The management science behind the professional partnership was celebrated in a special issue of the Journal of Professions and Organization, July 2017. (1)

Few professional services firm leaders and practitioners, consultants, and commentators are aware of the substantial body of knowledge that underpins the dynamics of partnership in the professions.  So, in this brief post, I reproduce the Abstract of one of the articles to give readers a taste – and hopefully encourage many to delve into this fascinating literature.

The article I have chosen is titled ‘25 years since ‘P2’: Taking stock and charting the future of professional firms‘ written by Michael Smets, Tim Morris, Andrew Nordenflycht and David M. Brock. The authors are part of the Oxford Saïd research hub on Professional Services Firms.   
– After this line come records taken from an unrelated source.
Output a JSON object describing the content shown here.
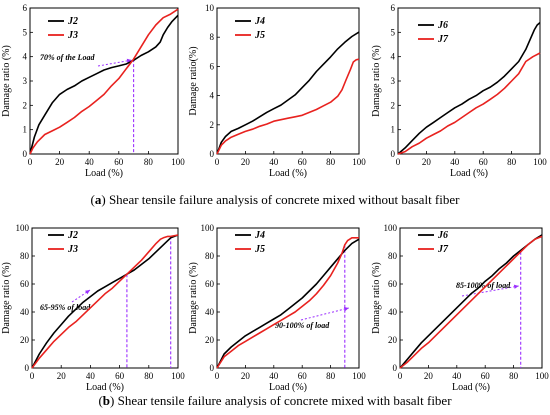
{
  "captions": {
    "top": {
      "letter": "a",
      "text": "Shear tensile failure analysis of concrete mixed without basalt fiber"
    },
    "bottom": {
      "letter": "b",
      "text": "Shear tensile failure analysis of concrete mixed with basalt fiber"
    }
  },
  "colors": {
    "series_black": "#000000",
    "series_red": "#e8221f",
    "annotation": "#9b30ff"
  },
  "chart_data": [
    {
      "type": "line",
      "id": "a1",
      "xlabel": "Load (%)",
      "ylabel": "Damage ratio (%)",
      "xlim": [
        0,
        100
      ],
      "ylim": [
        0,
        6
      ],
      "xticks": [
        0,
        20,
        40,
        60,
        80,
        100
      ],
      "yticks": [
        0,
        1,
        2,
        3,
        4,
        5,
        6
      ],
      "legend_position": "top-left",
      "series": [
        {
          "name": "J2",
          "color": "#000000",
          "x": [
            0,
            3,
            6,
            10,
            15,
            20,
            25,
            30,
            35,
            40,
            45,
            50,
            55,
            60,
            65,
            70,
            75,
            80,
            85,
            88,
            90,
            93,
            96,
            100
          ],
          "y": [
            0,
            0.7,
            1.2,
            1.6,
            2.1,
            2.45,
            2.65,
            2.8,
            3.0,
            3.15,
            3.3,
            3.45,
            3.55,
            3.62,
            3.7,
            3.85,
            4.05,
            4.2,
            4.4,
            4.6,
            4.9,
            5.2,
            5.45,
            5.7
          ]
        },
        {
          "name": "J3",
          "color": "#e8221f",
          "x": [
            0,
            2,
            5,
            10,
            15,
            20,
            25,
            30,
            35,
            40,
            45,
            50,
            55,
            60,
            65,
            70,
            75,
            80,
            85,
            90,
            95,
            100
          ],
          "y": [
            0,
            0.25,
            0.5,
            0.8,
            0.95,
            1.1,
            1.3,
            1.5,
            1.75,
            1.95,
            2.2,
            2.45,
            2.8,
            3.1,
            3.5,
            3.9,
            4.4,
            4.9,
            5.3,
            5.6,
            5.75,
            5.95
          ]
        }
      ],
      "annotations": [
        {
          "text": "70% of the Load",
          "x_mark": 70,
          "y_mark": 3.9
        }
      ]
    },
    {
      "type": "line",
      "id": "a2",
      "xlabel": "Load (%)",
      "ylabel": "Damage ratio(%)",
      "xlim": [
        0,
        100
      ],
      "ylim": [
        0,
        10
      ],
      "xticks": [
        0,
        20,
        40,
        60,
        80,
        100
      ],
      "yticks": [
        0,
        2,
        4,
        6,
        8,
        10
      ],
      "legend_position": "top-left",
      "series": [
        {
          "name": "J4",
          "color": "#000000",
          "x": [
            0,
            3,
            6,
            10,
            15,
            20,
            25,
            30,
            35,
            40,
            45,
            50,
            55,
            60,
            65,
            70,
            75,
            80,
            85,
            90,
            95,
            100
          ],
          "y": [
            0,
            0.8,
            1.2,
            1.55,
            1.75,
            2.0,
            2.25,
            2.55,
            2.85,
            3.1,
            3.35,
            3.7,
            4.05,
            4.55,
            5.05,
            5.65,
            6.15,
            6.65,
            7.2,
            7.65,
            8.05,
            8.35
          ]
        },
        {
          "name": "J5",
          "color": "#e8221f",
          "x": [
            0,
            3,
            6,
            10,
            15,
            20,
            25,
            30,
            35,
            40,
            45,
            50,
            55,
            60,
            65,
            70,
            75,
            80,
            85,
            88,
            91,
            94,
            96,
            98,
            100
          ],
          "y": [
            0,
            0.6,
            0.9,
            1.15,
            1.35,
            1.55,
            1.7,
            1.9,
            2.05,
            2.25,
            2.35,
            2.45,
            2.55,
            2.65,
            2.85,
            3.05,
            3.3,
            3.55,
            3.95,
            4.4,
            5.1,
            5.8,
            6.3,
            6.45,
            6.5
          ]
        }
      ],
      "annotations": []
    },
    {
      "type": "line",
      "id": "a3",
      "xlabel": "Load (%)",
      "ylabel": "Damage ratio (%)",
      "xlim": [
        0,
        100
      ],
      "ylim": [
        0,
        6
      ],
      "xticks": [
        0,
        20,
        40,
        60,
        80,
        100
      ],
      "yticks": [
        0,
        1,
        2,
        3,
        4,
        5,
        6
      ],
      "legend_position": "top-left",
      "series": [
        {
          "name": "J6",
          "color": "#000000",
          "x": [
            0,
            5,
            10,
            15,
            20,
            25,
            30,
            35,
            40,
            45,
            50,
            55,
            60,
            65,
            70,
            75,
            80,
            85,
            90,
            93,
            96,
            98,
            100
          ],
          "y": [
            0,
            0.25,
            0.55,
            0.85,
            1.1,
            1.3,
            1.5,
            1.7,
            1.9,
            2.05,
            2.25,
            2.4,
            2.6,
            2.75,
            2.95,
            3.2,
            3.5,
            3.8,
            4.3,
            4.7,
            5.1,
            5.3,
            5.4
          ]
        },
        {
          "name": "J7",
          "color": "#e8221f",
          "x": [
            0,
            5,
            10,
            15,
            20,
            25,
            30,
            35,
            40,
            45,
            50,
            55,
            60,
            65,
            70,
            75,
            80,
            85,
            90,
            95,
            100
          ],
          "y": [
            0,
            0.1,
            0.3,
            0.45,
            0.65,
            0.8,
            0.95,
            1.15,
            1.3,
            1.5,
            1.7,
            1.9,
            2.05,
            2.25,
            2.45,
            2.7,
            3.0,
            3.3,
            3.8,
            4.0,
            4.15
          ]
        }
      ],
      "annotations": []
    },
    {
      "type": "line",
      "id": "b1",
      "xlabel": "Load (%)",
      "ylabel": "Damage ratio (%)",
      "xlim": [
        0,
        100
      ],
      "ylim": [
        0,
        100
      ],
      "xticks": [
        0,
        20,
        40,
        60,
        80,
        100
      ],
      "yticks": [
        0,
        20,
        40,
        60,
        80,
        100
      ],
      "legend_position": "top-left",
      "series": [
        {
          "name": "J2",
          "color": "#000000",
          "x": [
            0,
            5,
            10,
            15,
            20,
            25,
            30,
            35,
            40,
            45,
            50,
            55,
            60,
            65,
            70,
            75,
            80,
            85,
            90,
            95,
            100
          ],
          "y": [
            0,
            10,
            18,
            25,
            31,
            37,
            42,
            47,
            51,
            55,
            58,
            61,
            64,
            67,
            70,
            74,
            78,
            83,
            88,
            93,
            95
          ]
        },
        {
          "name": "J3",
          "color": "#e8221f",
          "x": [
            0,
            5,
            10,
            15,
            20,
            25,
            30,
            35,
            40,
            45,
            50,
            55,
            60,
            65,
            70,
            75,
            80,
            85,
            88,
            90,
            93,
            95,
            100
          ],
          "y": [
            0,
            7,
            13,
            19,
            24,
            29,
            33,
            38,
            43,
            48,
            53,
            57,
            62,
            67,
            72,
            77,
            83,
            89,
            92,
            93,
            94,
            94,
            95
          ]
        }
      ],
      "annotations": [
        {
          "text": "65-95% of load",
          "x_mark": 65,
          "x_mark2": 95
        }
      ]
    },
    {
      "type": "line",
      "id": "b2",
      "xlabel": "Load (%)",
      "ylabel": "Damage ratio (%)",
      "xlim": [
        0,
        100
      ],
      "ylim": [
        0,
        100
      ],
      "xticks": [
        0,
        20,
        40,
        60,
        80,
        100
      ],
      "yticks": [
        0,
        20,
        40,
        60,
        80,
        100
      ],
      "legend_position": "top-left",
      "series": [
        {
          "name": "J4",
          "color": "#000000",
          "x": [
            0,
            5,
            10,
            15,
            20,
            25,
            30,
            35,
            40,
            45,
            50,
            55,
            60,
            65,
            70,
            75,
            80,
            85,
            90,
            95,
            100
          ],
          "y": [
            0,
            10,
            15,
            19,
            23,
            26,
            29,
            32,
            35,
            38,
            42,
            46,
            50,
            55,
            60,
            66,
            72,
            78,
            84,
            89,
            92
          ]
        },
        {
          "name": "J5",
          "color": "#e8221f",
          "x": [
            0,
            5,
            10,
            15,
            20,
            25,
            30,
            35,
            40,
            45,
            50,
            55,
            60,
            65,
            70,
            75,
            80,
            85,
            88,
            90,
            92,
            95,
            100
          ],
          "y": [
            0,
            8,
            12,
            16,
            19,
            22,
            25,
            28,
            31,
            34,
            37,
            40,
            44,
            48,
            53,
            59,
            66,
            75,
            82,
            88,
            91,
            93,
            93
          ]
        }
      ],
      "annotations": [
        {
          "text": "90-100% of load",
          "x_mark": 90
        }
      ]
    },
    {
      "type": "line",
      "id": "b3",
      "xlabel": "Load (%)",
      "ylabel": "Damage ratio (%)",
      "xlim": [
        0,
        100
      ],
      "ylim": [
        0,
        100
      ],
      "xticks": [
        0,
        20,
        40,
        60,
        80,
        100
      ],
      "yticks": [
        0,
        20,
        40,
        60,
        80,
        100
      ],
      "legend_position": "top-left",
      "series": [
        {
          "name": "J6",
          "color": "#000000",
          "x": [
            0,
            5,
            10,
            15,
            20,
            25,
            30,
            35,
            40,
            45,
            50,
            55,
            60,
            65,
            70,
            75,
            80,
            85,
            90,
            95,
            100
          ],
          "y": [
            0,
            6,
            12,
            18,
            23,
            28,
            33,
            38,
            43,
            48,
            53,
            57,
            62,
            66,
            71,
            75,
            80,
            84,
            88,
            92,
            95
          ]
        },
        {
          "name": "J7",
          "color": "#e8221f",
          "x": [
            0,
            5,
            10,
            15,
            20,
            25,
            30,
            35,
            40,
            45,
            50,
            55,
            60,
            65,
            70,
            75,
            80,
            85,
            90,
            95,
            100
          ],
          "y": [
            0,
            4,
            9,
            14,
            18,
            23,
            28,
            33,
            38,
            43,
            48,
            53,
            58,
            63,
            68,
            73,
            78,
            83,
            88,
            92,
            94
          ]
        }
      ],
      "annotations": [
        {
          "text": "85-100% of load",
          "x_mark": 85
        }
      ]
    }
  ]
}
In this article, we introduce the theme of the special issue, reviewing and analyzing 25 years of the professional partnership, or P2, stream of research. We structure our analysis around the three dimensions of control that structured the original P2 paper—strategic, operating, and financial control—and their underlying drivers: knowledge intensity, professionalized workforce, and low capital intensity. (2) We then introduce the five papers selected for the special issue, positioning each relative to the conceptual scheme of the research field as a whole. We then identify a set of themes that are poised to dominate professional firm research for the next quarter century—namely internationalization, changing career and work–life preferences, de/re/regulation, and technology. These analyses lead us to a new set of PSF dimensions, which we present as an emerging picture of this dynamic field of research and practice.

To the macro-environment trends noted by the authors, I would add clients’ buying behaviour, business models and supply chains.

The consequences of these trends provide the rationale for my multi-author blog, Dialogue on Remaking Law Firms. And while the subject of Dialogue is legal services, the principles apply to all professions serving organizational needs. 

I warmly commend this article and the special issue in general to all those who seek to understand what the future holds in professional services and help their organizations anticipate and respond to the changes.

(2) Greenwood R., Hinings C. R., Brown J. (1990) ‘”P2-form” strategic management: Corporate practices in professional partnerships’, Academy of Management Journal, 33, 725–56.